Iran has rejected President Joe Biden’s reported compromise proposal for a partial nuclear deal before he has even offered it.
Biden administration officials, mindful of the increasingly unfavorable calendar, plan to put forth a new proposal to jump-start the talks as soon as this week, two people familiar with the situation told POLITICO.
The proposal asks Iran to halt some of its nuclear activities, such as work on advanced centrifuges and the enrichment of uranium to 20 percent purity, in exchange for some relief from U.S. economic sanctions, said one of the people, who stressed that the details are still being worked out.
Earlier this year, the U.S. suggested that it would give Iran access to a small amount of its billions of dollars in frozen assets in exchange for Iran stopping its 20 percent enrichment of uranium, one of the people confirmed.

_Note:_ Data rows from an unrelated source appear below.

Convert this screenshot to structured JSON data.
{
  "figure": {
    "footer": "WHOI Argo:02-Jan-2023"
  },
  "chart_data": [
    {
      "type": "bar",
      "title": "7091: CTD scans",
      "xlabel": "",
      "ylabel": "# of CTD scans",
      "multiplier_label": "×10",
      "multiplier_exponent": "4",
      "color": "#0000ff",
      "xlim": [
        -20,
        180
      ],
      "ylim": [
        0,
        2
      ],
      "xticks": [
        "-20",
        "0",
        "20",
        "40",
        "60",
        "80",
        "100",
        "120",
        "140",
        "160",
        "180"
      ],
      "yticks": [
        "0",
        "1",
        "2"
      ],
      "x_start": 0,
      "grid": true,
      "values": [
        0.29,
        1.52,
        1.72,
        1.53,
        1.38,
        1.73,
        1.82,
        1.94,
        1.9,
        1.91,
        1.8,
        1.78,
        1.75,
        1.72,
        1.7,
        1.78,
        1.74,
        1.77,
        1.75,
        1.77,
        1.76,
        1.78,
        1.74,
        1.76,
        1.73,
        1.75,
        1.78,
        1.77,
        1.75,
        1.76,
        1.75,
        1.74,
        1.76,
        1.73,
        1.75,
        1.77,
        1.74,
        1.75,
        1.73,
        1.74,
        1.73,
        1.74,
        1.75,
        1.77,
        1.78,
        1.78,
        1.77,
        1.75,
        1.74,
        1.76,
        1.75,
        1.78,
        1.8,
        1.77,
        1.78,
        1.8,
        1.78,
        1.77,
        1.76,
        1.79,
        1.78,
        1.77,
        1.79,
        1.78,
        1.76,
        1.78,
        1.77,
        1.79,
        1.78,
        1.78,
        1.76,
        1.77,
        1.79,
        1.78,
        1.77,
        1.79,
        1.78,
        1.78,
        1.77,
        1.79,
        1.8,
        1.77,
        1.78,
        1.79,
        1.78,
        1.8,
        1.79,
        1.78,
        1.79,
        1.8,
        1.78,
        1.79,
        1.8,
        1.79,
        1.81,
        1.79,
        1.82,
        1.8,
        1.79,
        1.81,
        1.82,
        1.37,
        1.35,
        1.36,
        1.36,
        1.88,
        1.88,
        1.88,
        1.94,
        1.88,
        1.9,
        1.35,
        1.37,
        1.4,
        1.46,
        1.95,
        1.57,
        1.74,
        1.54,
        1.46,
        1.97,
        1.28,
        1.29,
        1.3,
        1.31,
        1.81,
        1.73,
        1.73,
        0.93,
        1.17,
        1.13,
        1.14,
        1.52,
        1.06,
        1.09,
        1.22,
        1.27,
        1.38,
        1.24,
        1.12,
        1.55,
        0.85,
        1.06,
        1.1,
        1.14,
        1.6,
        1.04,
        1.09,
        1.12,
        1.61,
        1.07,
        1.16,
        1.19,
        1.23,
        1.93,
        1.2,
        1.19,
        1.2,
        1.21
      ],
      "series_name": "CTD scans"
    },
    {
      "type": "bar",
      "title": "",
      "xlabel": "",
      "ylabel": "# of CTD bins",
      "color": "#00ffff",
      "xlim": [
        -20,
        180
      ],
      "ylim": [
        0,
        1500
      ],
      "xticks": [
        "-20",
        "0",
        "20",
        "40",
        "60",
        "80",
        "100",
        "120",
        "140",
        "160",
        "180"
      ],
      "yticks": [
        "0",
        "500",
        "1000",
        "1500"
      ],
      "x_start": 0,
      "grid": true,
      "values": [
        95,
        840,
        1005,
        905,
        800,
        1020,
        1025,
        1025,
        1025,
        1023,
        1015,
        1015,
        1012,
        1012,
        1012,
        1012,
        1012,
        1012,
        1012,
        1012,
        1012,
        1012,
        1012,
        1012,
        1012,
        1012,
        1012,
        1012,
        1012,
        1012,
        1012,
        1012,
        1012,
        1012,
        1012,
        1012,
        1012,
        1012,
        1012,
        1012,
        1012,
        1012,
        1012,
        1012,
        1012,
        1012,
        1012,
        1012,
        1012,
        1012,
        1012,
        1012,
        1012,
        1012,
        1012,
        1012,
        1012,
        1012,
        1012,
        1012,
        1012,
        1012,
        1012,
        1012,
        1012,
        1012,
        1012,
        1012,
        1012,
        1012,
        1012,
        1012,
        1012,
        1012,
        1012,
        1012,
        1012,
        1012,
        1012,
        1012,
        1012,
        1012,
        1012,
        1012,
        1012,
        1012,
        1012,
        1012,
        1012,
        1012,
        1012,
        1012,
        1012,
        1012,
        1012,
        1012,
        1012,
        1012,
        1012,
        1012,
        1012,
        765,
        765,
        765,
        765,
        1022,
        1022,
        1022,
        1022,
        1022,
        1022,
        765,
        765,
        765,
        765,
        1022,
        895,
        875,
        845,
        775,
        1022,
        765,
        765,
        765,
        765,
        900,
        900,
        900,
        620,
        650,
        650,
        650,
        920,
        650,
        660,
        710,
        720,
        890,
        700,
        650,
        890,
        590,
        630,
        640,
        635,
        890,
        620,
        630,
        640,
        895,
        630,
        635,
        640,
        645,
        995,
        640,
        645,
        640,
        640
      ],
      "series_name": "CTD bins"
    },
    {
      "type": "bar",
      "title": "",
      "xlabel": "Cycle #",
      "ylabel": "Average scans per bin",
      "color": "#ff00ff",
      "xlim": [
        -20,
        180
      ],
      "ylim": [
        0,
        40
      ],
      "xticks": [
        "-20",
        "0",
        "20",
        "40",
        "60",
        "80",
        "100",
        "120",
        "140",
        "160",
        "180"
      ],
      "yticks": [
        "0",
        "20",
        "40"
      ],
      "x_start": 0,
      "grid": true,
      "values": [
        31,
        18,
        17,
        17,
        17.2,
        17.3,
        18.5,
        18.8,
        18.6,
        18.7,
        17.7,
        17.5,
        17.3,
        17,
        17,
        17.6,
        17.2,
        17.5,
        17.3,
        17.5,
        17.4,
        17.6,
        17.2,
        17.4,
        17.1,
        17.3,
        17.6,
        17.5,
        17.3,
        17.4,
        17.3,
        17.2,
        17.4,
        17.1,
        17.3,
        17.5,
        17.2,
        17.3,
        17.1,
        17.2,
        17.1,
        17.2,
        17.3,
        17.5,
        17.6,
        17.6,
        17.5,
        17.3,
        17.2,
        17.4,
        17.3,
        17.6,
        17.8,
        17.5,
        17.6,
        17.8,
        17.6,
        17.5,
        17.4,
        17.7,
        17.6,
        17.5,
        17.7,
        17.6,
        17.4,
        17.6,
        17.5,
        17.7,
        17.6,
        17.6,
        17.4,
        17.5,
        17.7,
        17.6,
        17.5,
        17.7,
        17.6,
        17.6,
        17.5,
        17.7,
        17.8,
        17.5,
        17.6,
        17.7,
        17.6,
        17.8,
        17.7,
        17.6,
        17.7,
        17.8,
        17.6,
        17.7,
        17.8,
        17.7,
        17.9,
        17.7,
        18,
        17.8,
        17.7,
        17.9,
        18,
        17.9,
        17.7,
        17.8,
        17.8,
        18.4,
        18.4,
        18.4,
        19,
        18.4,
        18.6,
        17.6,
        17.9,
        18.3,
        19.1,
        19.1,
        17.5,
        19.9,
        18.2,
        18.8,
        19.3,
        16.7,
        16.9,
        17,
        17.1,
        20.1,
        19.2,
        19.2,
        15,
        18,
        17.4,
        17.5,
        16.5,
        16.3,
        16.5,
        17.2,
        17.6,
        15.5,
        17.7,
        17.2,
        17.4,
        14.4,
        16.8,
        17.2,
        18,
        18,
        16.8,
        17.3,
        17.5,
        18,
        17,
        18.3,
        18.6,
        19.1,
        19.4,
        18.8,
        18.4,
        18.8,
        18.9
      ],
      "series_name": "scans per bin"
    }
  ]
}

Tehran balked at what it saw as an unequal offer. In response, it suggested that it would halt uranium enrichment for a month in exchange for the U.S. lifting all its sanctions. The American side saw that as more of a cheeky rejoinder than a serious counter-proposal, the person said.
However, the Jerusalem Post reported Tuesday, Iran has already ruled out Biden’s proposal:
Iran said that it will not stop its 20% uranium enrichment before the US lifts all sanctions, Iranian state TV quoted an unnamed official as saying in reaction to the US media report that Washington would offer a new proposal to jump-start talks.
President Biden has taken several steps — often at the expense of U.S. allies — aimed at enticing Iran to rejoin negotiation, all to no avail thus far.